Thursday, July 14, 2016

Taking Time To Learn

By Cathy


I’ve gotten lazy, really lazy with my photography. It started about six months ago. I began having problems with my old camera and was in the market for a new one. Since I’ve been having more and more trouble with hand trembling, I was looking for a camera that didn’t weigh much and one that would work with the lenses I have. The answer was the Sony E6000, one of the new mirrorless cameras. I bought the camera, set it on automatic mode to get the feel of it, and never took the time to learn anything else about it. I love the camera. It does take good pictures on automatic, like the one above, but I wasn’t getting the full benefit of it's features. I kept telling myself that someday I’d learn the settings and dials, but someday never came. I needed something to push me to learn.


The push came when I heard of a photography class at a local gallery taught by a professional nature photographer. My sister and I decided to take the class which was held once a week for five weeks. I knew if I paid for the class I would work hard at learning and completing it. It was small class of only six which allowed our teacher to help each of us individually to obtain the pictures we wanted. I knew a lot of what he taught, but I didn’t know the “whys” of some of it, especially the histogram. I knew about histograms; what they were, how to read them, but I didn’t know how to put that knowledge into taking a correctly exposed picture. Through the class I finally understood where to start and what to adjust to take the picture I had in mind. One fantastic thing about my camera, is that the histogram is right there in the viewfinder where you can see it before you take a picture. No longer do I have to wait and see the preview to see if the picture is properly exposed.

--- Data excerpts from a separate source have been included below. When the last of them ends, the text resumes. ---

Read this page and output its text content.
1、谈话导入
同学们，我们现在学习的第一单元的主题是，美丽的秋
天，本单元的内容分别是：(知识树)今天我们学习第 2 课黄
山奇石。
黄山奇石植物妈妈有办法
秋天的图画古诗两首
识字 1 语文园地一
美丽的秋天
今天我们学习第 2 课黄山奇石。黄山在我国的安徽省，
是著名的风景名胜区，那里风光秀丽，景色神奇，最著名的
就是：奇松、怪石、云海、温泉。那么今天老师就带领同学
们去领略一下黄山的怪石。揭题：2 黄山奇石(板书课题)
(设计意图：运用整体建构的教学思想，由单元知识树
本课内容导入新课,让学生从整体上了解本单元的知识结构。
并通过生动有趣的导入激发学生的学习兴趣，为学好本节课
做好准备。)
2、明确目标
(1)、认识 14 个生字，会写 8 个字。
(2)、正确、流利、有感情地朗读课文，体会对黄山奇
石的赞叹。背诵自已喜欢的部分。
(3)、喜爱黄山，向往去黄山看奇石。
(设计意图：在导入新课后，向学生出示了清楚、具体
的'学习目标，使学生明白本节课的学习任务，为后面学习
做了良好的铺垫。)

Our class worked through the exposure triangle, aperture priority, shutter speed priority, and then moved to full manual. I practiced each day and learned how to quickly get the picture I wanted using different settings. The class was the push I needed to gain confidence in using manual mode on my new camera.


Will I go back to automatic? Sure! Automatic is good for when I’m out wandering trails or just happily snapping pictures of my grandsons. The difference is that now if there’s a picture I want to take a certain way, I know how to quickly set it up and I finally trust myself and my camera.


When I see the finished picture it’s satisfying to know that I set up the exposure and got the picture I had in my mind. If you haven’t tried manual mode or the other settings on your camera, I hope you will. There are online classes, in-person classes, books, or websites that can help you. Learning more about your camera takes your photography to another level. I know it caused me to slow down and enjoy the creative side of taking pictures.



7 comments:

Carol said...

I also love the Magic Lantern books when you have new equipment. They are specific to each cameras and take you through step by step. Some even include a CD or DVD to work through. Good for you for getting over "the hump" and to the point where you can enjoy your purchase. I rented a mirrorless camera over the 4th weekend to play .....they sure are much lighter!!! No money for it now, but I will hopefully do it eventually.

kelly said...

cathy these photos are like a giant exhale...you do nature so well. and I think that it the THE thing I love about photography the most...the opportunity to grow and learn. thanks for the reminder. xoxo

seabluelens said...

How interesting that you should write about this now, Cathy. I do use aperture and shutter priority modes on my camera, but just this week decided that I want to master shooting in manual. I have a book I'll be studying from, but a local, in-person class would be fun. Mirrorless cameras sound interesting, but a new camera won't be in my budget any time soon. Hopefully, as with most new technologies, prices will come down as time goes by. Meanwhile, I'll learn more about how to get the most from my faithful Nikon!

Dotti said...

Congratulations on your new camera! And even better, getting yourself out of automatic mode and encouraging all of us to stretch ourselves as well. I got a new camera last Christmas and thought long and hard about a mirrorless camera but I wasn't quite there yet. Maybe some day ...

terriporter said...

It's so easy to fall into laziness and just do what's easy and it takes something to jolt you out of it (like that class) before you make yourself try something new. As Kelly said, that's one of the great things about photography, that there is always something new to learn and master. I shot in manual for a while and for one reason or another fell back into using AP. I need an incentive to give it another try, and I think you might just have given it to me! That class sounds wonderful and your photos are amazing!

Sarah Huizenga said...

Wow - good for you. You got an awesome new camera. You might be surprised and not go back to automatic too quickly. I always shot in Aperture Priority, but last year when I was in PA, my friend Andrea challenged me to shoot in Manual mode, I have not gone back.

Sandra said...

Beautiful pictures with your new camera, Cathy. I love that second shot in aperture mode and that last little mushroom shot is so you and is beautifully focused!